The IN also initiated forums for meaningful interactions at various levels; this includes the Sea-Rider programme for Junior Officers, Exercise SAMBANDH and Regional Maritime Security Course for mid-level Officers, and Goa Maritime Conclave for Chiefs of Navy, all of which have elevated our Foreign Cooperation engagements with our Friendly Foreign Countries.
His tenure has seen the reinvigoration of our multilateral engagements, in that we celebrated the 10th Anniversary of the IONS construct, took over as co-Chair for the IONS Working Group on Information Sharing and Interoperability, ratified the ‘IONS Guidelines for HADR’, conducted the first MILAN Exercise at Sea off Port Blair in Mar 2018 and also concluded several Operational and Logistics agreements with Friendly Foreign Countries.
Under his command, the Indian Navy examined and put into place a series of measures under the ‘Make in India’ initiative of the Government and also recommended ways to further indigenize defence procurements in order to overcome major challenges being faced therein. 49 ships and submarines are currently under construction in Indian shipyards, including the first indigenous aircraft carrier ‘Vikrant’.
The ‘Indian Naval Indigenisation Plan 2015-30’ lays down the Navy’s plans for the next fifteen years which allows for Industry to formulate strategies to meet the requirements of the Navy through the new Strategic Partnership Model, notified in May 2017, as well as domestic R&D. These initiatives are aimed at enhancing indigenous defence industrial capability extending up to the Micro Small and Medium Enterprises.
In consonance with the Government’s digital vision, the Admiral’s tenure saw the launch of a new Digital Library available pan-Navy for knowledge management and retrieval including archiving of critical data and information. This was complemented by security and hardening of naval data networks in keeping with contemporary cyber security practices. In keeping with the Navy’s ethos of harnessing niche technologies, concrete plans to incorporate Big Data Analytics and Artificial Intelligence into the Navy’s operational functioning have also been formulated.
The Admiral’s tenure also saw the Navy undertake ‘Functional Re-Organisation of Indian Navy towards improving Operational Efficiency’ and ‘Optimal Manning’. Towards this a strategy aimed at enhancing administrative efficiency in the Navy and achieving Optimal Administrative support, as the desired end state was promulgated in April 2019. Under this, the need for greater empowerment of Base Depot Ships has been envisaged which would greatly improve upon the Vital, Essential and Desirable elements of Administration in the Navy.

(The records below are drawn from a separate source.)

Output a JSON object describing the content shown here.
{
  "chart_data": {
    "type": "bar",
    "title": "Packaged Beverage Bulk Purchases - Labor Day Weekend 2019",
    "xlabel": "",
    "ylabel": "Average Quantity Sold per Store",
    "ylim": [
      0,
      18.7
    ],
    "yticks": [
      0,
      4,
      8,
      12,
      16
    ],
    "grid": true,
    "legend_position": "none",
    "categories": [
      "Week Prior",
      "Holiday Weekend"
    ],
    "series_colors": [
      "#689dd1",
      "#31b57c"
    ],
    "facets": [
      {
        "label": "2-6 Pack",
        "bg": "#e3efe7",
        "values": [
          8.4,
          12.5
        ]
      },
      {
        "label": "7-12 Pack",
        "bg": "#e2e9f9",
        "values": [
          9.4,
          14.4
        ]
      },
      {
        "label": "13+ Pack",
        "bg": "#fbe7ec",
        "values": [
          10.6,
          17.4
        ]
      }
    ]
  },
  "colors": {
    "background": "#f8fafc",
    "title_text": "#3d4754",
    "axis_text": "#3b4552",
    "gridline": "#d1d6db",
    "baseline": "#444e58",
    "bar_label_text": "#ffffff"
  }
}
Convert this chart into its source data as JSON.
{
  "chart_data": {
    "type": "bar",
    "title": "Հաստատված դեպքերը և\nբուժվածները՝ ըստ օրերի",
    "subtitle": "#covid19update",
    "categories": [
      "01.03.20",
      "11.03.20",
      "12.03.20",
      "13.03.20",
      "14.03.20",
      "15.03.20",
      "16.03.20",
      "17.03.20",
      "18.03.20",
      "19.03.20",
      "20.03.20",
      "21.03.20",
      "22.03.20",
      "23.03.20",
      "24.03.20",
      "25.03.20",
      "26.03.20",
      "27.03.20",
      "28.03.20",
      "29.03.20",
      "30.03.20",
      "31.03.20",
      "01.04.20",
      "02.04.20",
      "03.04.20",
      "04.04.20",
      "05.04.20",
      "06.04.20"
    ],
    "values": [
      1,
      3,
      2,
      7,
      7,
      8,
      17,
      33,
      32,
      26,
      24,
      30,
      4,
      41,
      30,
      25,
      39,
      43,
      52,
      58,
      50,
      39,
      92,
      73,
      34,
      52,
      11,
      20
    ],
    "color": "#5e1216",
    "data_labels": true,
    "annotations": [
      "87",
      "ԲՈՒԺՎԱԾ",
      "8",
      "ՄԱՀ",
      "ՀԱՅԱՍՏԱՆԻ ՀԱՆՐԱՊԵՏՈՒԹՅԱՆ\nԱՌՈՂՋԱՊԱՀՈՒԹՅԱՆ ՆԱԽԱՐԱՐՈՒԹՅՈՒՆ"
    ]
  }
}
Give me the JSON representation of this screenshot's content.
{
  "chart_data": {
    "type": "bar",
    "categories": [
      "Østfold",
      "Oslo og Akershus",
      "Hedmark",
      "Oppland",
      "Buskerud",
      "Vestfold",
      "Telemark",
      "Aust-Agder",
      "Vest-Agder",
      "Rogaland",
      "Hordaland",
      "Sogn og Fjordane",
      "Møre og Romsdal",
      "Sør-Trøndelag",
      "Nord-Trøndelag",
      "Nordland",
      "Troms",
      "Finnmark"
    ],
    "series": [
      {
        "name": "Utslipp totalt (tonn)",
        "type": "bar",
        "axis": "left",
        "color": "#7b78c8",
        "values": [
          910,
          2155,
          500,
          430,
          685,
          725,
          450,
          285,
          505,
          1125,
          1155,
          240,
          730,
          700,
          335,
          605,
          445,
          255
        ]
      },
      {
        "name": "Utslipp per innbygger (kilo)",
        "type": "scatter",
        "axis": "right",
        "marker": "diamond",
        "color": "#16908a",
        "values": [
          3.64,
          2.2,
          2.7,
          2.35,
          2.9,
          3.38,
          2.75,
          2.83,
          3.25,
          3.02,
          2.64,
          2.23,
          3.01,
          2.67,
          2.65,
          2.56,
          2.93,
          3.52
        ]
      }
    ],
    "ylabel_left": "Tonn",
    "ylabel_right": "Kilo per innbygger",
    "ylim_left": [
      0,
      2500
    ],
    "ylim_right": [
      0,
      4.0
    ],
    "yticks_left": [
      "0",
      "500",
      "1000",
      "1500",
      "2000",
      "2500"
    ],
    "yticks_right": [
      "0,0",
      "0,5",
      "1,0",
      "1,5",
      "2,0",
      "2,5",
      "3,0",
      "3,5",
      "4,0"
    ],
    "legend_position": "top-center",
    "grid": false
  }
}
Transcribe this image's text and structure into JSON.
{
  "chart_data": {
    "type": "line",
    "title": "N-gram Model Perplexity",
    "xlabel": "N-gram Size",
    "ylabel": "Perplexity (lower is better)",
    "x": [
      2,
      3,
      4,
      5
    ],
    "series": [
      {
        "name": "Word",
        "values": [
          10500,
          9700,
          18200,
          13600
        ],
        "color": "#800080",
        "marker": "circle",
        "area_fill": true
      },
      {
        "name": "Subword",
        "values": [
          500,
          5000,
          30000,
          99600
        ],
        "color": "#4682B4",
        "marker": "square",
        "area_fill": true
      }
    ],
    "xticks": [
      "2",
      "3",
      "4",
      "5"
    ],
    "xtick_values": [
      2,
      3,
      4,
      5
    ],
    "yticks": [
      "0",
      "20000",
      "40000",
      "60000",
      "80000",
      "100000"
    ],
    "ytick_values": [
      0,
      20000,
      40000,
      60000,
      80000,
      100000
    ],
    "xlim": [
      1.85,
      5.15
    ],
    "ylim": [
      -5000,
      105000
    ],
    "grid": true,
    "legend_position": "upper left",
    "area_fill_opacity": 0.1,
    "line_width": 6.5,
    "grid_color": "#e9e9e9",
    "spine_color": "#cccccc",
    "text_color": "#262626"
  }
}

These Administrative reforms and transformation intend to bring visible improvement in the quality of life and enhance satisfaction levels of personnel which would act an enabler for developing motivated and committed teams. This is a reinforcement of the tenet that ‘human resource measures and sound administration’ have been, and will always be, amongst the key enablers of Operational Effectiveness.